Comment se faire éditer et autres questions menant à la ruine de l’âme

Comment se faire éditer ? Je ne comprends pas qu’on me pose si fréquemment cette question, par mails, alors qu’on ne me demande jamais « Pourquoi se faire éditer ? »

La déontologie m’impose pourtant de traiter préalablement cette question : j’éviterai ainsi bien des malheurs aux candidats à l’édition. Peut-être même quelques suicides.

Pourquoi se faire éditer ? Et même : À quoi bon se faire éditer ?

Est-ce pour enfin soumettre ses textes à d’autres lecteurs que ses copains et sa famille ? Ne vous y trompez pas : les cent premiers lecteurs de votre premier livre (c’est un chiffre fréquent pour un primo-parturient) ne seront probablement que vos copains et votre famille.

Est-ce pour recevoir des commentaires d’inconnus qui vous diront qu’ils vous aiment, qu’ils aiment votre style, vos idées ? Dans ce cas, dépêchez-vous d’ouvrir un blog : commencez par de petits billets, puis pas des textes d’une page, puis publiez-y vos nouvelles. Personnellement, en deux mois de blog, j’ai reçu bien plus de réactions qu’en quatre ans de publication (trois livres). Le hic, c’est que, très vite, ces inconnus ne sont plus des inconnus.

Est-ce pour sortir de l’anonymat ? Dans ce cas, cantonnez-vous aux concours de nouvelles : il est bien plus facile de s’y faire un nom et d’obtenir des retombées presse régionale que dans la foire aux livres permanente que constitue l’édition. Quand vous aurez publié, filez à la Fnac la plus proche, présentez-vous au rayon littérature française « Je suis Onésime Lemartin, l’auteur de… » et observez attentivement la tête de l’interlocuteur.

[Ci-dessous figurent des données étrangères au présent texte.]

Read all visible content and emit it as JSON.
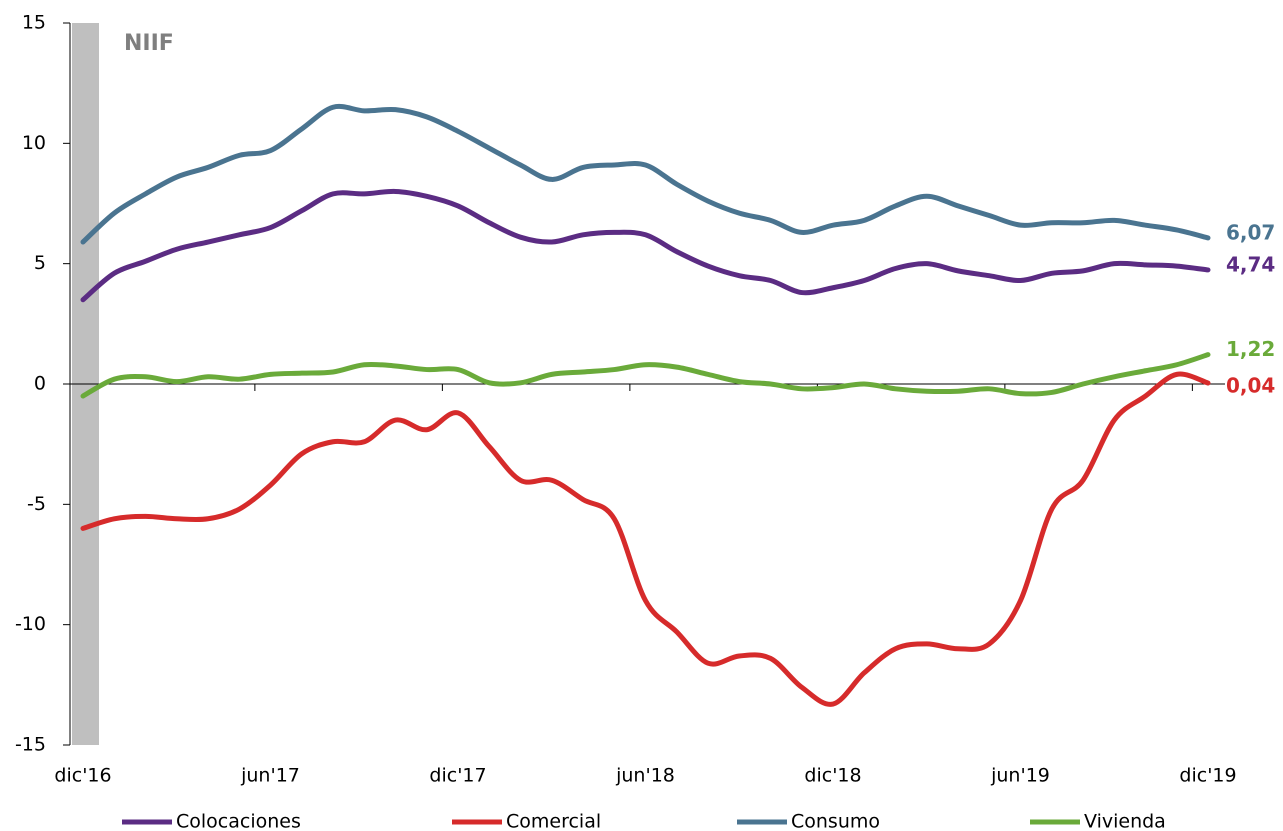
{
  "chart_data": {
    "type": "line",
    "annotation": "NIIF",
    "categories": [
      "dic'16",
      null,
      null,
      null,
      null,
      null,
      "jun'17",
      null,
      null,
      null,
      null,
      null,
      "dic'17",
      null,
      null,
      null,
      null,
      null,
      "jun'18",
      null,
      null,
      null,
      null,
      null,
      "dic'18",
      null,
      null,
      null,
      null,
      null,
      "jun'19",
      null,
      null,
      null,
      null,
      null,
      "dic'19"
    ],
    "ylim": [
      -15,
      15
    ],
    "yticks": [
      -15,
      -10,
      -5,
      0,
      5,
      10,
      15
    ],
    "series": [
      {
        "name": "Colocaciones",
        "color": "#5b2c83",
        "values": [
          3.5,
          4.6,
          5.1,
          5.6,
          5.9,
          6.2,
          6.5,
          7.2,
          7.9,
          7.9,
          8.0,
          7.8,
          7.4,
          6.7,
          6.1,
          5.9,
          6.2,
          6.3,
          6.2,
          5.5,
          4.9,
          4.5,
          4.3,
          3.8,
          4.0,
          4.3,
          4.8,
          5.0,
          4.7,
          4.5,
          4.3,
          4.6,
          4.7,
          5.0,
          4.95,
          4.9,
          4.74
        ],
        "value_labels": [
          null,
          null,
          null,
          null,
          null,
          null,
          null,
          null,
          null,
          null,
          null,
          null,
          null,
          null,
          null,
          null,
          null,
          null,
          null,
          null,
          null,
          null,
          null,
          null,
          null,
          null,
          null,
          null,
          null,
          null,
          null,
          null,
          null,
          null,
          null,
          null,
          "4,74"
        ]
      },
      {
        "name": "Comercial",
        "color": "#d62b2b",
        "values": [
          -6.0,
          -5.6,
          -5.5,
          -5.6,
          -5.6,
          -5.2,
          -4.2,
          -2.9,
          -2.4,
          -2.4,
          -1.5,
          -1.9,
          -1.2,
          -2.6,
          -4.0,
          -4.0,
          -4.8,
          -5.6,
          -9.0,
          -10.3,
          -11.6,
          -11.3,
          -11.4,
          -12.6,
          -13.3,
          -12.0,
          -11.0,
          -10.8,
          -11.0,
          -10.8,
          -9.0,
          -5.2,
          -4.0,
          -1.5,
          -0.5,
          0.4,
          0.04
        ],
        "value_labels": [
          null,
          null,
          null,
          null,
          null,
          null,
          null,
          null,
          null,
          null,
          null,
          null,
          null,
          null,
          null,
          null,
          null,
          null,
          null,
          null,
          null,
          null,
          null,
          null,
          null,
          null,
          null,
          null,
          null,
          null,
          null,
          null,
          null,
          null,
          null,
          null,
          "0,04"
        ]
      },
      {
        "name": "Consumo",
        "color": "#4a7490",
        "values": [
          5.9,
          7.1,
          7.9,
          8.6,
          9.0,
          9.5,
          9.7,
          10.6,
          11.5,
          11.35,
          11.4,
          11.1,
          10.5,
          9.8,
          9.1,
          8.5,
          9.0,
          9.1,
          9.1,
          8.3,
          7.6,
          7.1,
          6.8,
          6.3,
          6.6,
          6.8,
          7.4,
          7.8,
          7.4,
          7.0,
          6.6,
          6.7,
          6.7,
          6.8,
          6.6,
          6.4,
          6.07
        ],
        "value_labels": [
          null,
          null,
          null,
          null,
          null,
          null,
          null,
          null,
          null,
          null,
          null,
          null,
          null,
          null,
          null,
          null,
          null,
          null,
          null,
          null,
          null,
          null,
          null,
          null,
          null,
          null,
          null,
          null,
          null,
          null,
          null,
          null,
          null,
          null,
          null,
          null,
          "6,07"
        ]
      },
      {
        "name": "Vivienda",
        "color": "#6aaa3a",
        "values": [
          -0.5,
          0.2,
          0.3,
          0.1,
          0.3,
          0.2,
          0.4,
          0.45,
          0.5,
          0.8,
          0.75,
          0.6,
          0.6,
          0.05,
          0.05,
          0.4,
          0.5,
          0.6,
          0.8,
          0.7,
          0.4,
          0.1,
          0.0,
          -0.2,
          -0.15,
          0.0,
          -0.2,
          -0.3,
          -0.3,
          -0.2,
          -0.4,
          -0.35,
          0.0,
          0.3,
          0.55,
          0.8,
          1.22
        ],
        "value_labels": [
          null,
          null,
          null,
          null,
          null,
          null,
          null,
          null,
          null,
          null,
          null,
          null,
          null,
          null,
          null,
          null,
          null,
          null,
          null,
          null,
          null,
          null,
          null,
          null,
          null,
          null,
          null,
          null,
          null,
          null,
          null,
          null,
          null,
          null,
          null,
          null,
          "1,22"
        ]
      }
    ]
  }
}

Vous découvrirez qu’il y a des degrés dans l’anonymat, et que vous êtes descendu très bas.

Est-ce pour devenir riche ? Là encore, les concours de nouvelles sont beaucoup plus lucratifs. En imaginant que vous soyez lauréat, je dis ça par exemple, du Goncourt de la nouvelle 2004 ou 2005 (je ne me souviens plus de l’année), vous vendrez 2.400 ex, qui vous rapporteront 2.400 euros (dans le cas d’un livre vendu 12,5 € sur lequel vous touchez 8%).. Si ledit livre comporte 12 nouvelles, il vous suffit que la meilleure d’entre elles gagne un bon concours à 1.000 €, et que cinq autres gagnent un petit concours à 300 €, et que les six autres ne gagnent rien du tout, vous aurez empoché plus. Un bon concours et cinq petits, c’est quand même plus facile à gagner que le Goncourt de la nouvelle, et ça rapporte plus.

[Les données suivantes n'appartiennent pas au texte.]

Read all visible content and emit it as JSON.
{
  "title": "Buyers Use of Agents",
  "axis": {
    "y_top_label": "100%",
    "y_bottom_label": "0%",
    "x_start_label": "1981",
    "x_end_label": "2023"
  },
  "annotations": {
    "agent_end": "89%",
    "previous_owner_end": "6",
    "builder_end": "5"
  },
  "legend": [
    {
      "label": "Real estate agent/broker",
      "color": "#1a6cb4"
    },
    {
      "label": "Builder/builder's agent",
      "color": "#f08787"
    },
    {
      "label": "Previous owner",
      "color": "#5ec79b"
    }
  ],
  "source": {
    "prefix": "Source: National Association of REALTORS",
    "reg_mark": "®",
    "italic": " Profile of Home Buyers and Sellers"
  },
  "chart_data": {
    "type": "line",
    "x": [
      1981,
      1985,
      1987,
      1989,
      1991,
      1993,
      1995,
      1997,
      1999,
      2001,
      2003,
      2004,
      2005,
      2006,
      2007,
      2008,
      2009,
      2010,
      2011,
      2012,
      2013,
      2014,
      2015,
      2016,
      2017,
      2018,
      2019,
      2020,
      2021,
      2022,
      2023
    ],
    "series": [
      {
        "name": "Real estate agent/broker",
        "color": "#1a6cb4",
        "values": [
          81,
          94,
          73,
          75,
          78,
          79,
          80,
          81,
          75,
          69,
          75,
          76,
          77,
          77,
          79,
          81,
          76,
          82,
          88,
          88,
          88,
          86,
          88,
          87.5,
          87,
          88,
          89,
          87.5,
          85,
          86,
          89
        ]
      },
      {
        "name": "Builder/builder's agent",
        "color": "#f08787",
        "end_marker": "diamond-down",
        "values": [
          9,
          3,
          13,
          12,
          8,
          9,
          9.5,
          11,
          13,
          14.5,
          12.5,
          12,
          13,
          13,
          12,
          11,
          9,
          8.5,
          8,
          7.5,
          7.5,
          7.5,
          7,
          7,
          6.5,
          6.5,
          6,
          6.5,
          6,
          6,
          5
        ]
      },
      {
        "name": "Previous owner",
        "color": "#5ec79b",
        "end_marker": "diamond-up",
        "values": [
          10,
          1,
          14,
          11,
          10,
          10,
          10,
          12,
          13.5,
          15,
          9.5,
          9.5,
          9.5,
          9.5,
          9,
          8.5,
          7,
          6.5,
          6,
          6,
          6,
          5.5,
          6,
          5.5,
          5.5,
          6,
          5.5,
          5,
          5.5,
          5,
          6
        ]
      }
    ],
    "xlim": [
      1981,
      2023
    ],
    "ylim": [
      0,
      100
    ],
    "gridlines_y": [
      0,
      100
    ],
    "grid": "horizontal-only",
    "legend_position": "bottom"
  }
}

Est-ce pour jouer à l’écrivain pondant ses dédicaces en librairie ? Je vous souhaite de ne jamais connaître cette humiliation. Au bout de quelques heures d’une infinie solitude on désespère de séduire ne serait-ce qu’un acheteur. On par se livrer à de piteux racolages, qui feraient rougir toute honnête hétaïre.

Et je ne vous parle pas…

Ø   des magazines que l’on feuillette pendant des semaines dans l’espoir d’y trouver le petit billet que vous a promis un copain qui connaît bien la copine d’un journaliste qui…

Ø   des salons où l’on passe sa journée à parler de son livre à des chalands qui ne l’ont jamais lu, ne le liront jamais, mais veulent juste vous parler de leurs auteurs préférés.

Ø   Des libraires qui ont rangé, ça m’est arrivé, votre livre en rayon ésotérisme ou spiritualité.

Ø   Des clubs de lecture où vous devez répondre à des questions du genre « Et pourquoi vous n’avez pas plutôt fait une fin où… »

Ø   De la lettre de votre éditeur vous annonçant que les 1.880 exemplaires invendus de votre chef-d’œuvre vont être mis au pilon et que, selon le contrat, il vous reste la possibilité de les racheter.

Comparée à ces avanies, la tristesse éprouvée à la lecture d’une lettre de refus, de dix, trente lettres dédaigneuses n’est rien qu’un petit battement de cœur un peu pinçant.

Vous voulez quand même vous faire éditer ? Vous y tenez vraiment ? Je passe donc au chapitre suivant :

Comment se faire éditer ?

Je reçois parfois des mails me posant cette question avec beaucoup d’amabilité. Et je promets chaque fois, avec encore plus d’amabilité, d’y répondre dans une prochaine chronique.

Il est urgent d’y répondre, car plus j’attends, plus la réponse devient complexe. Et douteuse.

Longtemps, la solution m’a paru simple. C’est celle que j’ai utilisée pour mes trois premiers livres. Si j’y ai recouru, c’est plus par ignorance que par courage, mais je vais quand même l’appeler « solution courageuse », ça fera plus chic.

SOLUTION COURAGEUSE

Contrairement aux idées reçues, il reste possible de faire éditer son premier livre, ou son second, ou son troisième, par des éditeurs suffisamment connus pour que votre oeuvre soit mise en place à la Fnac ou dans les grandes librairies.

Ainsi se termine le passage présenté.